My Advice for the Newly Diagnosed Baby
Updated: Nov 18, 2020
Research shows that eczema is linked to food allergies. How does this work? It is my understanding that dust lives in your home. That dust contains food that you eat. Over time, that dust can sensitize an infant to the food in it through an issue with the skin barrier as in eczema. Do I believe this? I'm not sure, but my son had eczema, we didn't treat it as good as we should have, and here we are with him allergic to all the foods I ate pregnant, nursing, etc. The foods that would all be in my house dust. His eczema didn't look THAT bad so we didn't think it was a big deal. We have since learned that eczema doesn't have to look bad to be severe and often pediatrician's aren't trained recognize severe eczema well.
Further, if I could go back I would be more careful eating allergens, and then using dirty hands while handling a newborn.
Read more about the link between eczema and food allergies here:
Start a Probiotic
Research shows gut health is liked to food allergies. There is also some evidence that a probiotic during infancy can help with the development of food allergies. Will a probiotic make a difference? Who knows, but can it hurt?

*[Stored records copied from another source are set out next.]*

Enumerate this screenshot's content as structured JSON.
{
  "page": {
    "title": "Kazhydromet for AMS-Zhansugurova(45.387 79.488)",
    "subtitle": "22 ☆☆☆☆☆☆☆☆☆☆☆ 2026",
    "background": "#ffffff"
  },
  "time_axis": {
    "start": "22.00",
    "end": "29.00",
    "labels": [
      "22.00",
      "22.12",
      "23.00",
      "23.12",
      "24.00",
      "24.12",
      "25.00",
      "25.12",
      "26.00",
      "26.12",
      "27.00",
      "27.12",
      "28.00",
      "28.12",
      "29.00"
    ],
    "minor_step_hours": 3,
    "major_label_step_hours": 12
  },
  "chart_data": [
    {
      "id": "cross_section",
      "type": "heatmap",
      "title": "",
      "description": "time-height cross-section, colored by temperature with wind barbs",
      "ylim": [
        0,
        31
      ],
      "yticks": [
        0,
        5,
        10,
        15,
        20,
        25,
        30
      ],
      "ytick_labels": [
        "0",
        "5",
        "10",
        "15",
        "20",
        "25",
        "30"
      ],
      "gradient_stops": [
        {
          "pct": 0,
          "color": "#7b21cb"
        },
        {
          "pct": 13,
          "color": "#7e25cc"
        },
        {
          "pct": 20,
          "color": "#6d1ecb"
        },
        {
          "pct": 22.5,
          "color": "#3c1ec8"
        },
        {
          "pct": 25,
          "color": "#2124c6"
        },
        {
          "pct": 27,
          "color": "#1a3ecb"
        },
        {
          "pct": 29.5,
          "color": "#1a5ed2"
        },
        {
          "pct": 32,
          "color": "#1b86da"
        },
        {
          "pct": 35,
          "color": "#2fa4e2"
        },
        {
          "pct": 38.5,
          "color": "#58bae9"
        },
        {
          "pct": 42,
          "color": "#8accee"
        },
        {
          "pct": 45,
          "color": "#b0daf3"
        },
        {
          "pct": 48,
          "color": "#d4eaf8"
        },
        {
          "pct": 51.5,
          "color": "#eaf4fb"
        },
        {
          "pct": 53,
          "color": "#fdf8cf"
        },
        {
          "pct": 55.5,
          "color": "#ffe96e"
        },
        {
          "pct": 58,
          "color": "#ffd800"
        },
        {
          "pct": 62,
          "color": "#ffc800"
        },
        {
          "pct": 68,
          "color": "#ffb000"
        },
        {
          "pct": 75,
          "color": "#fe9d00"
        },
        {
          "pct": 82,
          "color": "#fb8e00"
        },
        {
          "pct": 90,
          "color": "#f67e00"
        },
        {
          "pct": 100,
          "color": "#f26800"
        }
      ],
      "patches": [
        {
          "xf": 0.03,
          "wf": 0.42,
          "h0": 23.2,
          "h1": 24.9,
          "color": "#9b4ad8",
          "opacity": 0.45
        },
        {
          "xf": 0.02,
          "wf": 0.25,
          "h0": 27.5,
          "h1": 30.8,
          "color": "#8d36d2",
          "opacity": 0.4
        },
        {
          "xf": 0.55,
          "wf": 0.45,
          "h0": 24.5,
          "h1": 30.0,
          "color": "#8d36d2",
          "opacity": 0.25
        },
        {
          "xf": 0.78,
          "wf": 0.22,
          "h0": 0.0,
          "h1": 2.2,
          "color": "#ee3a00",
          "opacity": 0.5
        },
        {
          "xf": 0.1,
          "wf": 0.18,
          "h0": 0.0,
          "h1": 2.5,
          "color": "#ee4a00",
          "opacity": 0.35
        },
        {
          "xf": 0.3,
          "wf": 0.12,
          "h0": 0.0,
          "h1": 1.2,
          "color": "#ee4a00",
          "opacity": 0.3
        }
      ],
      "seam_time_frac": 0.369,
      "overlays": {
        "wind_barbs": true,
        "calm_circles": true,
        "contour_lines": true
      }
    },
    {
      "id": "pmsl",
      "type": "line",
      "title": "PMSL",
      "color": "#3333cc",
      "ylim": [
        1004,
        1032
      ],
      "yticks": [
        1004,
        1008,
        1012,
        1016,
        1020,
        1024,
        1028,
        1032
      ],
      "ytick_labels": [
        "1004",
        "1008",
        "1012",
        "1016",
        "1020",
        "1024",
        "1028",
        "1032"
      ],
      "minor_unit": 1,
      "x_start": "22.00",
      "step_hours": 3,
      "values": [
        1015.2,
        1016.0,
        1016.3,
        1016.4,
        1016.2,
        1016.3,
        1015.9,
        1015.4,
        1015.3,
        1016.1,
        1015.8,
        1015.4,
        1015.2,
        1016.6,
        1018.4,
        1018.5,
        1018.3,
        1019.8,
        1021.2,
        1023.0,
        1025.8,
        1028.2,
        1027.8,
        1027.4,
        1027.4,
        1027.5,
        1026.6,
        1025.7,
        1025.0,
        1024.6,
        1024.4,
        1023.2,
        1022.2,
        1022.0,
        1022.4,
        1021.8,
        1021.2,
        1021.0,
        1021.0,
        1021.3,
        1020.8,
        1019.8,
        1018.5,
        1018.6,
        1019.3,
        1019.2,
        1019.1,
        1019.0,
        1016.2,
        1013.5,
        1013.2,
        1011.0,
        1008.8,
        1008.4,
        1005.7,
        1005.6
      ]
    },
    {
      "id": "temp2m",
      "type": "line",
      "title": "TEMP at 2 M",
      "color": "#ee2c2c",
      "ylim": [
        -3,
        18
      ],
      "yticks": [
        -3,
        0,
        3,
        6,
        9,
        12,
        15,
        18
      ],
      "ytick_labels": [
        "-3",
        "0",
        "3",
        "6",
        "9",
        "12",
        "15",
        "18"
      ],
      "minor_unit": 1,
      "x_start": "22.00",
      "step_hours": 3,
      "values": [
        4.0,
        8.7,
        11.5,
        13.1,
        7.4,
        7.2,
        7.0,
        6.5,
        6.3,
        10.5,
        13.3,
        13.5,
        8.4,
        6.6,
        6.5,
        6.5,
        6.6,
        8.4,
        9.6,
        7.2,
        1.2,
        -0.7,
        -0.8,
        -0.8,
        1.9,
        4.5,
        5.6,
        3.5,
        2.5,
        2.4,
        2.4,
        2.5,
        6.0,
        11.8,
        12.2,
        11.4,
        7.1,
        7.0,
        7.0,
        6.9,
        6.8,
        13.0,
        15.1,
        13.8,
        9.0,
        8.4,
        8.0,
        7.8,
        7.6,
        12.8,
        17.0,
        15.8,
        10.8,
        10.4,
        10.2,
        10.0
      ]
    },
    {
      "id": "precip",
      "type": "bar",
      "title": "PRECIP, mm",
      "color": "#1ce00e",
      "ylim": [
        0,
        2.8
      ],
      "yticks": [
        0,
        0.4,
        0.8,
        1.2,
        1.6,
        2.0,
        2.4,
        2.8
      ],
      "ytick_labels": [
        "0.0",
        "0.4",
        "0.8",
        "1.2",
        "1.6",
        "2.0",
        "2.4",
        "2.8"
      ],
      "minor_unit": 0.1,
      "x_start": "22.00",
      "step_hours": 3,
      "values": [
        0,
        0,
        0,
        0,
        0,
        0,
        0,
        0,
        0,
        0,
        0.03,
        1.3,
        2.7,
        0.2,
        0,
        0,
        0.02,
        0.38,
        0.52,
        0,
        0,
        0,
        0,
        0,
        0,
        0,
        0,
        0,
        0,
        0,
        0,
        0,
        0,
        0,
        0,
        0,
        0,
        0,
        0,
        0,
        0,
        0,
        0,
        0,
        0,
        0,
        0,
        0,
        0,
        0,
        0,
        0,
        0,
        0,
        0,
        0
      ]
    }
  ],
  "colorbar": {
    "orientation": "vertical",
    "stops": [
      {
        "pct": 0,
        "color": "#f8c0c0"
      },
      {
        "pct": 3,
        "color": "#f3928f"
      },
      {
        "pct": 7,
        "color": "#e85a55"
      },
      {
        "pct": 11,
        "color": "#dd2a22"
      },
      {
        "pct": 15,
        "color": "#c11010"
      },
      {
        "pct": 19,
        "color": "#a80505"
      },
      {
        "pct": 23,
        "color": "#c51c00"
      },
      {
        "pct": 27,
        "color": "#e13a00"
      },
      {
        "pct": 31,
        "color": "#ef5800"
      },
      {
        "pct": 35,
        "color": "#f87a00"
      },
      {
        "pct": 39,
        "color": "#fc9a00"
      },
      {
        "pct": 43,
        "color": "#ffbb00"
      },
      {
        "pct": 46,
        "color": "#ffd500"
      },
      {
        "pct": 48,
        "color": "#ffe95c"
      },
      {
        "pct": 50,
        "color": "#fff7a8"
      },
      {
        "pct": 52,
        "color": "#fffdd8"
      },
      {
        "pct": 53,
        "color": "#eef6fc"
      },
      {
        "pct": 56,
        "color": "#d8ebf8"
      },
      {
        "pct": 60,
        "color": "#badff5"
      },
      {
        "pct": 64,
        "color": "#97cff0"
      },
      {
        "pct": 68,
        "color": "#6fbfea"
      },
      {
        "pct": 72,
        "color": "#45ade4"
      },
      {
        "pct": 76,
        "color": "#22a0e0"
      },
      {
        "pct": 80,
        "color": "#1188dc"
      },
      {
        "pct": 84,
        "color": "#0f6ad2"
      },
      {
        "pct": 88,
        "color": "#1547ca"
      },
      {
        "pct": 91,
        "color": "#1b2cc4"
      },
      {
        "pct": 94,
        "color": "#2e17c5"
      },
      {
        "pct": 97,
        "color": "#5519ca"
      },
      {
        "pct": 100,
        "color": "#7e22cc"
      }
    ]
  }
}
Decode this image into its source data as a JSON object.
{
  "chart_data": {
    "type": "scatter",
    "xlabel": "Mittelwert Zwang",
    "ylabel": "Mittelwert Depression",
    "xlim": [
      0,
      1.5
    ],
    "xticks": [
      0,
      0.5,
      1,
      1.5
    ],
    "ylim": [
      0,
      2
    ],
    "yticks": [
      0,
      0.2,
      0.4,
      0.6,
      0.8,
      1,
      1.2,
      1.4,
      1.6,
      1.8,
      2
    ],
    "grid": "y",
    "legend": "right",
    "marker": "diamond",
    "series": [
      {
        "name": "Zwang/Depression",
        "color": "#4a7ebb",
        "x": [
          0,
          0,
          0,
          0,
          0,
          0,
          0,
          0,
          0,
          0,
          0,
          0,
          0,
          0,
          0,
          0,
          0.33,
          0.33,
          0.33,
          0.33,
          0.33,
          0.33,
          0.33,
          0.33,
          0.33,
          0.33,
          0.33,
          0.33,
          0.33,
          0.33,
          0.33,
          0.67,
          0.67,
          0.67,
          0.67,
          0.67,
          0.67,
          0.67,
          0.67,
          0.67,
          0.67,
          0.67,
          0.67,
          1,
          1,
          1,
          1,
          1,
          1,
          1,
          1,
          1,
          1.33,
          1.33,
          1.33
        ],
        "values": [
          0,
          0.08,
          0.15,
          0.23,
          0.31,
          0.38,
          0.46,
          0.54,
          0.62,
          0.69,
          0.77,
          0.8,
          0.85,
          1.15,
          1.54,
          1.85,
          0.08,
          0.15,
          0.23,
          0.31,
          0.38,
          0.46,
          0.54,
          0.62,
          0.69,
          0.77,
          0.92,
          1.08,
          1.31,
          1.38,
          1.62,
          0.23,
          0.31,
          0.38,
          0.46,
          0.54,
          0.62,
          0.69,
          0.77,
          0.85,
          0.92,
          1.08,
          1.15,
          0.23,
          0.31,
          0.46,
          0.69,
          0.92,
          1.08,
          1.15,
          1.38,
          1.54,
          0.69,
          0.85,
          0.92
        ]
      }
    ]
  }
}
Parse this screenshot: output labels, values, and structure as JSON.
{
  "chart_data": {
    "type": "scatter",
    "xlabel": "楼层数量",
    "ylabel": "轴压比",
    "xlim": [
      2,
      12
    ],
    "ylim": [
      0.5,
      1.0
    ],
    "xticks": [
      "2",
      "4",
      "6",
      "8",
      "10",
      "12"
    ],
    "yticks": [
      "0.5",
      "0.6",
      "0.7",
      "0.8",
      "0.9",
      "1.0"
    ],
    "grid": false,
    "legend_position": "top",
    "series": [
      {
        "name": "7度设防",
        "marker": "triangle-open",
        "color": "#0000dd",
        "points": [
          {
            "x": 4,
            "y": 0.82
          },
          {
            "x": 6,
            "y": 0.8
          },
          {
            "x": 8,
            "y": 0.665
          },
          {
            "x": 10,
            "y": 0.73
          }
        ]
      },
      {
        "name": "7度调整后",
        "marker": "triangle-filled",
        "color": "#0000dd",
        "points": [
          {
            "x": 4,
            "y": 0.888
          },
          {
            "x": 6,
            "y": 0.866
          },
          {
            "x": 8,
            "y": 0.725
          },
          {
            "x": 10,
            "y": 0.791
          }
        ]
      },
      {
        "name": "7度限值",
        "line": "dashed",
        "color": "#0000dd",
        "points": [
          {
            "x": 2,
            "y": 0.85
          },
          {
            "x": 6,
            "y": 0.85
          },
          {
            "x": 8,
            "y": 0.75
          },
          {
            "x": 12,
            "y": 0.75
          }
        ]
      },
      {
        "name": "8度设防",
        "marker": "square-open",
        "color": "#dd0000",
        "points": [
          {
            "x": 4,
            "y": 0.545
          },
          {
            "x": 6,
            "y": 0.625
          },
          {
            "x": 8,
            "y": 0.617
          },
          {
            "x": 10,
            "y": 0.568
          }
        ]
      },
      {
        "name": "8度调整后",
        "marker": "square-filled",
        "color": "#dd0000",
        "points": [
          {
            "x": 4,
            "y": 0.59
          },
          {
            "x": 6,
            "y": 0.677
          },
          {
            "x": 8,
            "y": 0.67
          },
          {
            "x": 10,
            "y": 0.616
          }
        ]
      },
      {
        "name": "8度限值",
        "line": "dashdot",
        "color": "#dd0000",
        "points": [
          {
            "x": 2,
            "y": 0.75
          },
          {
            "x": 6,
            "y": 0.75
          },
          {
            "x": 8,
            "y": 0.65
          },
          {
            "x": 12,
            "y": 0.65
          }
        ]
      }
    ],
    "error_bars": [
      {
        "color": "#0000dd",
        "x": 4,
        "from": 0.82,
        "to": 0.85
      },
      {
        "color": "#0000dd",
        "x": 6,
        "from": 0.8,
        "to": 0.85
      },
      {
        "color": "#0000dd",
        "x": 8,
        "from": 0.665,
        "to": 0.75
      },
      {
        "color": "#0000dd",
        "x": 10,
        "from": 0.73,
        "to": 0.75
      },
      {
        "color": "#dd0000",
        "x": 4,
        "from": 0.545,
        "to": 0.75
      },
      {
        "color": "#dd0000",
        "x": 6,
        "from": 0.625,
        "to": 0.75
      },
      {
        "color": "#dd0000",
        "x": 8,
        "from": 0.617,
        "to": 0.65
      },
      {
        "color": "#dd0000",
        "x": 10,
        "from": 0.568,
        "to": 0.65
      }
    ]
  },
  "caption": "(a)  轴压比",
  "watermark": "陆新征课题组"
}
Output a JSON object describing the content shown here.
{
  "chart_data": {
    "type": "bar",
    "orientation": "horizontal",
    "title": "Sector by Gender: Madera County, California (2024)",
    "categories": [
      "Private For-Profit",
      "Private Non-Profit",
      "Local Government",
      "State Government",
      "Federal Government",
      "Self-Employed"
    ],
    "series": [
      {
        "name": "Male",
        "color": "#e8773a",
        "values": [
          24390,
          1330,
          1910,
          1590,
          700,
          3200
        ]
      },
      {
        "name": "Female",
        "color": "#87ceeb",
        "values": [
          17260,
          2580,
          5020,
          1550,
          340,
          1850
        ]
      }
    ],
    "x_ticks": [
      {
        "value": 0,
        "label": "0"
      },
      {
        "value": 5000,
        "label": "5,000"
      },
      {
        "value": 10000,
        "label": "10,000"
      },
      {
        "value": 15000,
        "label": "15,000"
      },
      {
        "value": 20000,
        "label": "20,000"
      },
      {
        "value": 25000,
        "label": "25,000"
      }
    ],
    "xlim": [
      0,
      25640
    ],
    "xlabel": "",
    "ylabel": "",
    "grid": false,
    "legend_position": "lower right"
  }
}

Read more about this here:
Clean the House
After the diagnosis, we took every single possible allergen out of our home. Not only were we worried about the dust in our house, but even more of a concern was accidentally grabbing the wrong food or worse making a mess with the wrong food (we had a toddler at home too). Every spill seemed like a level 4 hazmat event. We wanted our son to have a safe place at home. Ultimately, the decision is up to you, but it makes life less stressful not to keep these things in the house. I couldn't even enjoy eating the foods when I was constantly worried about crumbs.
Introduce Allergens Early & Often
Research shows that there’s a sweet spot before a baby's first birthday to help treat these allergies. Does that mean don’t do it after that? Of course not! Just try to start sooner rather than later.
Read more about the age of introduction here: https://www.ncbi.nlm.nih.gov/pmc/articles/PMC4416404/?report=reader
Don't Take Shortcuts
Get the blood work, get the skin tests, do the food challenges. Component testing is especially of value in the blood work. With this type of testing you are able to get more information to what part of the food your child is reacting to and make more informed decisions about treatment as well as understand the likelihood they will outgrown them.
We got blood work done, not to test for more food allergies, but in order to determine what components my son was actually allergic to. What does that mean? What part of the food as each part is handled differently. For example, some proteins do better when exposed to heat & some don't. We also wanted to know if it would be safe to challenge similar proteins when we could and introduced those foods continuously into our child's diet in the hopes that it would help in the long run.
It's also good to establish a baseline for future testing. This way you can compare results later on to see if an allergy is possibly being outgrown.
Read more about component testing here:
My biggest advice: challenge everything (with doctor’s OK) and challenge now.
There is so much conflicting information. Blood tests and skin tests aren’t always accurate. Young babies who haven’t tried a food yet may avoid them without ever having a reaction. This is why the food challenge is the gold standard.
Read more about this here:
We challenged everything we felt was necessary (we must have done somewhere between 15-20 challenges), it was long, it was hard, and it was the best thing we’ve ever done. If we didn’t do this we would be avoiding another dozen foods unnecessarily not to mention possibly sensitizing our child to those foods through avoidance.
Treat and/or Avoid the Allergens
How are we treating our allergens? What made sense to me was not to avoid the food unnecessarily. For example, some people prefer when an allergist recommends to avoid all nuts, but I believe it's more important to find out what my child can tolerate and make sure there are less things he will react to. Not only this, but it opens up more foods they can eat with an already restricted diet.
Through component testing we were able to determine the specific milk protein, egg protein, and peanut protein, our son was allergic to. In doing so and through a multitude of research I completed on my own, we determined we could then challenge baked milk, baked egg, camel's milk, lupin, and boiled peanuts. Through challenges we were able to determine what we could use to make a nut butter of all the nuts our son could tolerate.
It is our hope that in a few more months of eating baked milk, baked egg, nut butter, lupin, boiled peanuts, and other proteins, we will challenge all of our allergens and pass. I will let you know how it goes!
Other Treatment Options
We stumbled upon other options while researching like OIT. Are these for you? Maybe, maybe not, but why not check them out. Our feeling was to do what we can ourselves for now, and see what allergies remain.